Con l’eccezione delle élite intellettuali che negli ultimi decenni hanno avuto accesso ai Monty Python o alla letteratura di George Orwell, gli statunitensi ignorano pressoché del tutto il gergo isolano. Spesso non conoscono il significato di parole molto comuni come lad («ragazzo») o lorry («autotreno»). Non fosse per la
permeabilità dei britannici, che pure accusano la superpotenza di imperialismo
culturale, la difformità sarebbe perfino più ampia. Ne deriva il paradossale contesto in cui gli americani che parlano la versione più autentica e arcaica della lingua
inglese, benché punteggiata di inflessioni tedesche, sono tacciati d’averla irrimediabilmente corrotta.
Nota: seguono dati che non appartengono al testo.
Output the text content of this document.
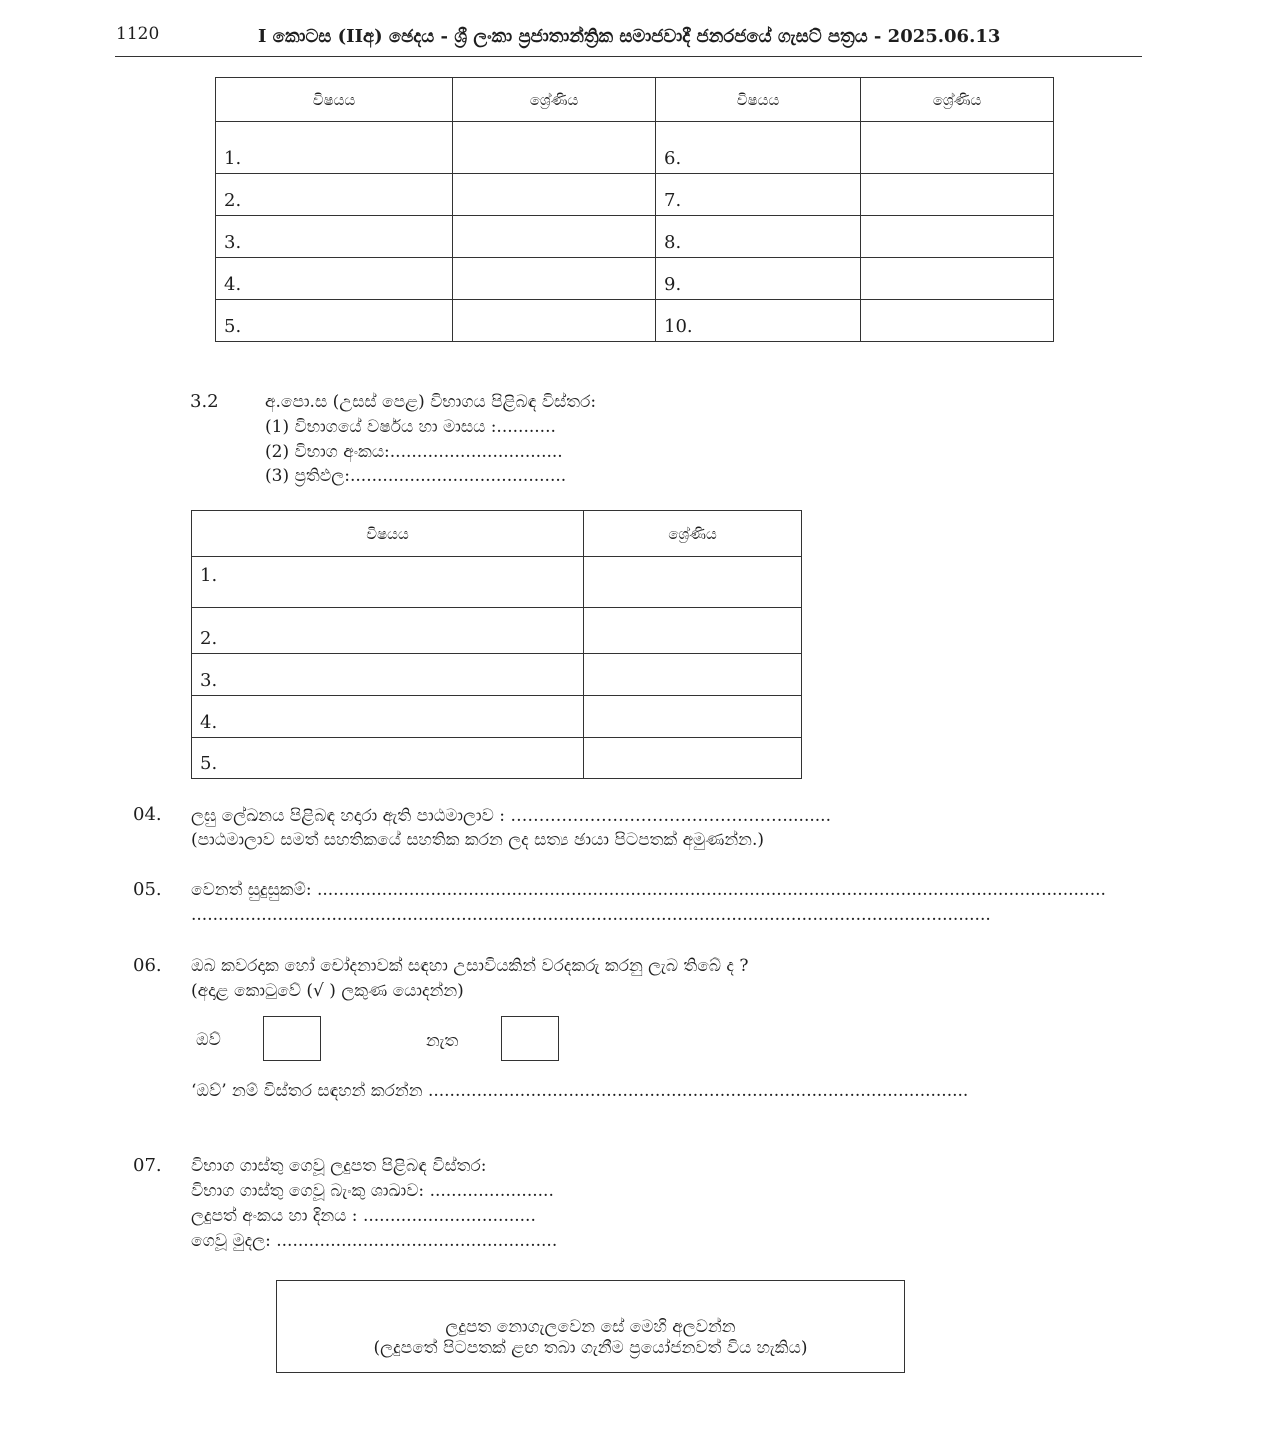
1120	I කොටස (IIඅ) ඡෙදය - ශ්‍රී ලංකා ප්‍රජාතාන්ත්‍රික සමාජවාදී ජනරජයේ ගැසට් පත්‍රය - 2025.06.13
විෂයය	ශ්‍රේණිය	විෂයය	ශ්‍රේණිය

1.		6.	

2.		7.	

3.		8.	

4.		9.	

5.		10.	

3.2	අ.පො.ස (උසස් පෙළ) විභාගය පිළිබඳ විස්තර:
(1) විභාගයේ වර්ෂය හා මාසය :...........
(2) විභාග අංකය:................................
(3) ප්‍රතිඵල:........................................
විෂයය	ශ්‍රේණිය

1.	

2.	

3.	

4.	

5.	

04. ලඝු ලේඛනය පිළිබඳ හදාරා ඇති පාඨමාලාව : ………………………………………….........
(පාඨමාලාව සමත් සහතිකයේ සහතික කරන ලද සත්‍ය ඡායා පිටපතක් අමුණන්න.)
05. වෙනත් සුදුසුකම්: ..................................................................................................................................................
....................................................................................................................................................
06. ඔබ කවරදාක හෝ චෝදනාවක් සඳහා උසාවියකින් වරදකරු කරනු ලැබ තිබේ ද ?
(අදාළ කොටුවේ (√ ) ලකුණ යොදන්න)
ඔව්	නැත
‘ඔව්’ නම් විස්තර සඳහන් කරන්න ....................................................................................................
07. විභාග ගාස්තු ගෙවූ ලදුපත පිළිබඳ විස්තර:
විභාග ගාස්තු ගෙවූ බැංකු ශාඛාව: .......................
ලදුපත් අංකය හා දිනය : ................................
ගෙවූ මුදල: ....................................................
ලදුපත නොගැලවෙන සේ මෙහි අලවන්න
(ලදුපතේ පිටපතක් ළඟ තබා ගැනීම ප්‍රයෝජනවත් විය හැකිය)
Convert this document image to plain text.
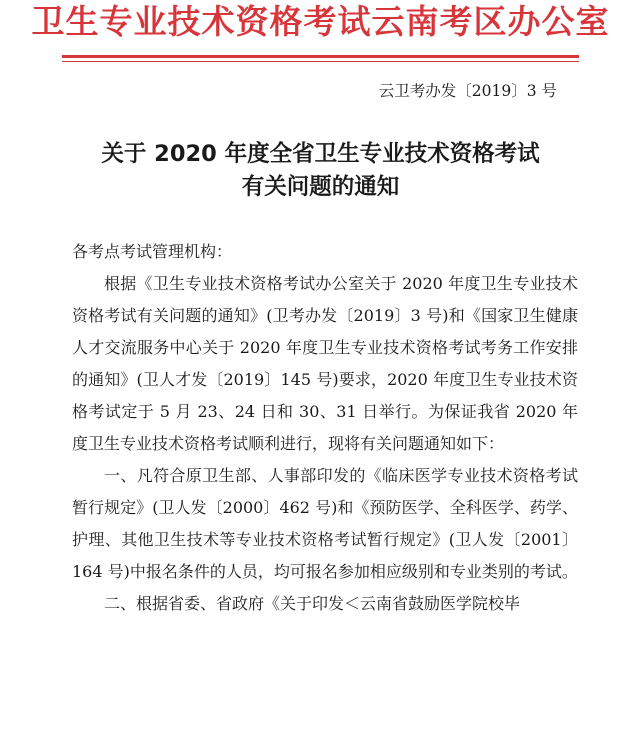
卫生专业技术资格考试云南考区办公室
云卫考办发〔2019〕3 号
关于 2020 年度全省卫生专业技术资格考试
有关问题的通知

各考点考试管理机构：

根据《卫生专业技术资格考试办公室关于 2020 年度卫生专业技术资格考试有关问题的通知》(卫考办发〔2019〕3 号)和《国家卫生健康人才交流服务中心关于 2020 年度卫生专业技术资格考试考务工作安排的通知》(卫人才发〔2019〕145 号)要求，2020 年度卫生专业技术资格考试定于 5 月 23、24 日和 30、31 日举行。为保证我省 2020 年度卫生专业技术资格考试顺利进行，现将有关问题通知如下：

一、凡符合原卫生部、人事部印发的《临床医学专业技术资格考试暂行规定》(卫人发〔2000〕462 号)和《预防医学、全科医学、药学、护理、其他卫生技术等专业技术资格考试暂行规定》(卫人发〔2001〕164 号)中报名条件的人员，均可报名参加相应级别和专业类别的考试。

二、根据省委、省政府《关于印发＜云南省鼓励医学院校毕
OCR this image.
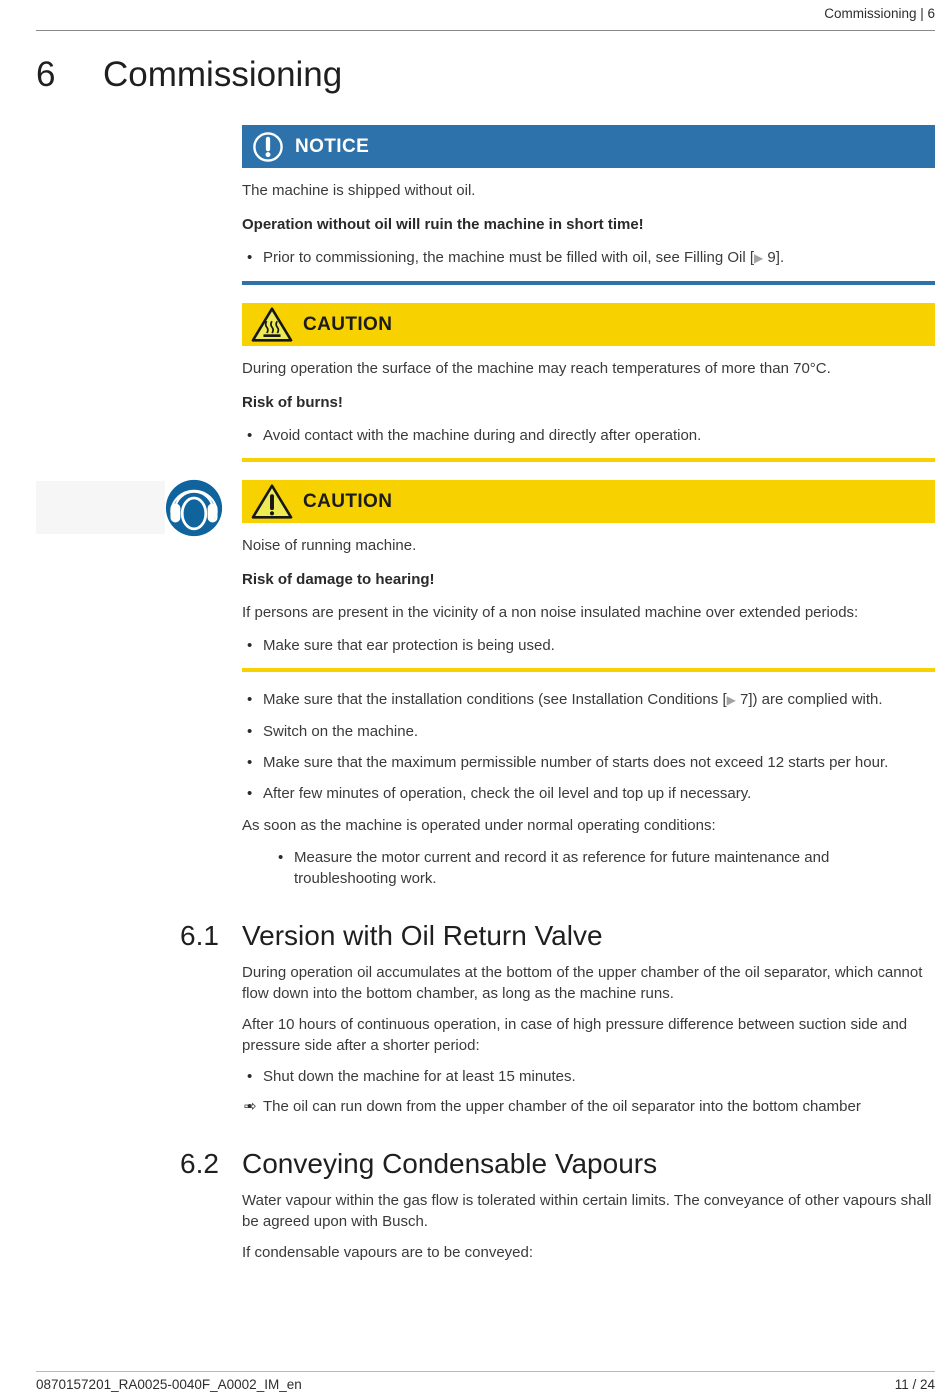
Commissioning | 6
6	Commissioning
NOTICE

The machine is shipped without oil.

Operation without oil will ruin the machine in short time!

• Prior to commissioning, the machine must be filled with oil, see Filling Oil [▶ 9].
CAUTION

During operation the surface of the machine may reach temperatures of more than 70°C.

Risk of burns!

• Avoid contact with the machine during and directly after operation.
CAUTION

Noise of running machine.

Risk of damage to hearing!

If persons are present in the vicinity of a non noise insulated machine over extended periods:

• Make sure that ear protection is being used.
• Make sure that the installation conditions (see Installation Conditions [▶ 7]) are complied with.
• Switch on the machine.
• Make sure that the maximum permissible number of starts does not exceed 12 starts per hour.
• After few minutes of operation, check the oil level and top up if necessary.

As soon as the machine is operated under normal operating conditions:

• Measure the motor current and record it as reference for future maintenance and troubleshooting work.
6.1 Version with Oil Return Valve

During operation oil accumulates at the bottom of the upper chamber of the oil separator, which cannot flow down into the bottom chamber, as long as the machine runs.

After 10 hours of continuous operation, in case of high pressure difference between suction side and pressure side after a shorter period:

• Shut down the machine for at least 15 minutes.
• ⇨ The oil can run down from the upper chamber of the oil separator into the bottom chamber
6.2 Conveying Condensable Vapours

Water vapour within the gas flow is tolerated within certain limits. The conveyance of other vapours shall be agreed upon with Busch.

If condensable vapours are to be conveyed:

0870157201_RA0025-0040F_A0002_IM_en	11 / 24
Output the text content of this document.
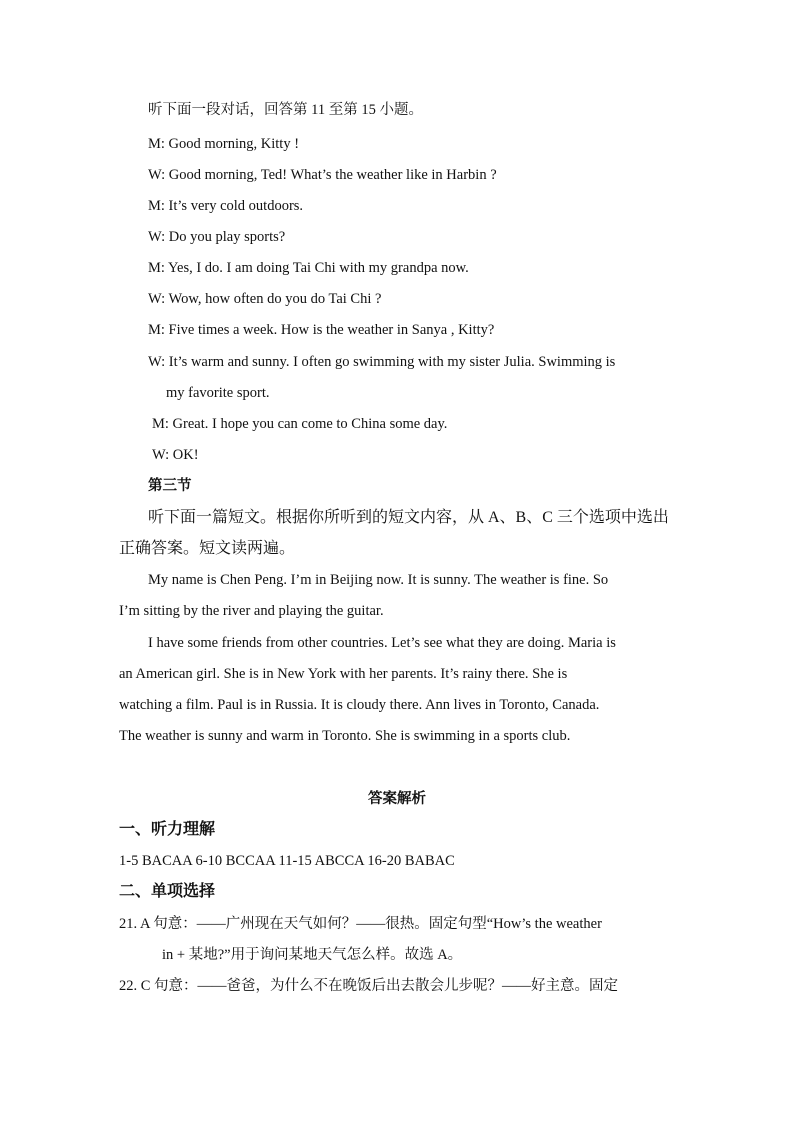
听下面一段对话，回答第 11 至第 15 小题。
M: Good morning, Kitty !
W: Good morning, Ted! What’s the weather like in Harbin ?
M: It’s very cold outdoors.
W: Do you play sports?
M: Yes, I do. I am doing Tai Chi with my grandpa now.
W: Wow, how often do you do Tai Chi ?
M: Five times a week. How is the weather in Sanya , Kitty?
W: It’s warm and sunny. I often go swimming with my sister Julia. Swimming is
my favorite sport.
M: Great. I hope you can come to China some day.
W: OK!
第三节
听下面一篇短文。根据你所听到的短文内容，从 A、B、C 三个选项中选出
正确答案。短文读两遍。
My name is Chen Peng. I’m in Beijing now. It is sunny. The weather is fine. So
I’m sitting by the river and playing the guitar.
I have some friends from other countries. Let’s see what they are doing. Maria is
an American girl. She is in New York with her parents. It’s rainy there. She is
watching a film. Paul is in Russia. It is cloudy there. Ann lives in Toronto, Canada.
The weather is sunny and warm in Toronto. She is swimming in a sports club.
答案解析
一、听力理解
1-5 BACAA 6-10 BCCAA 11-15 ABCCA 16-20 BABAC
二、单项选择
21. A 句意：——广州现在天气如何？——很热。固定句型“How’s the weather
in + 某地?”用于询问某地天气怎么样。故选 A。
22. C 句意：——爸爸，为什么不在晚饭后出去散会儿步呢？——好主意。固定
Mitopoiesi cui contribuiscono gli stessi cittadini d’Oltreoceano per mistificare, in nome del nazionalismo, l’aderenza all’inglese di Cromwell e
pensarsi inventori di un esemplare sconosciuto. Mentre i britannici, sicuri di incarnare l’ortodossia, accolgono per pura osmosi gli inquinamenti provenienti dagli
Stati Uniti, cui devono il perdurante primato globale del loro idioma. In un cortocircuito linguistico intrinseco all’Anglosfera, che prevede l’inversione dei ruoli tra
madrepatria ed ex colonia. Da secoli separate da una lingua comune.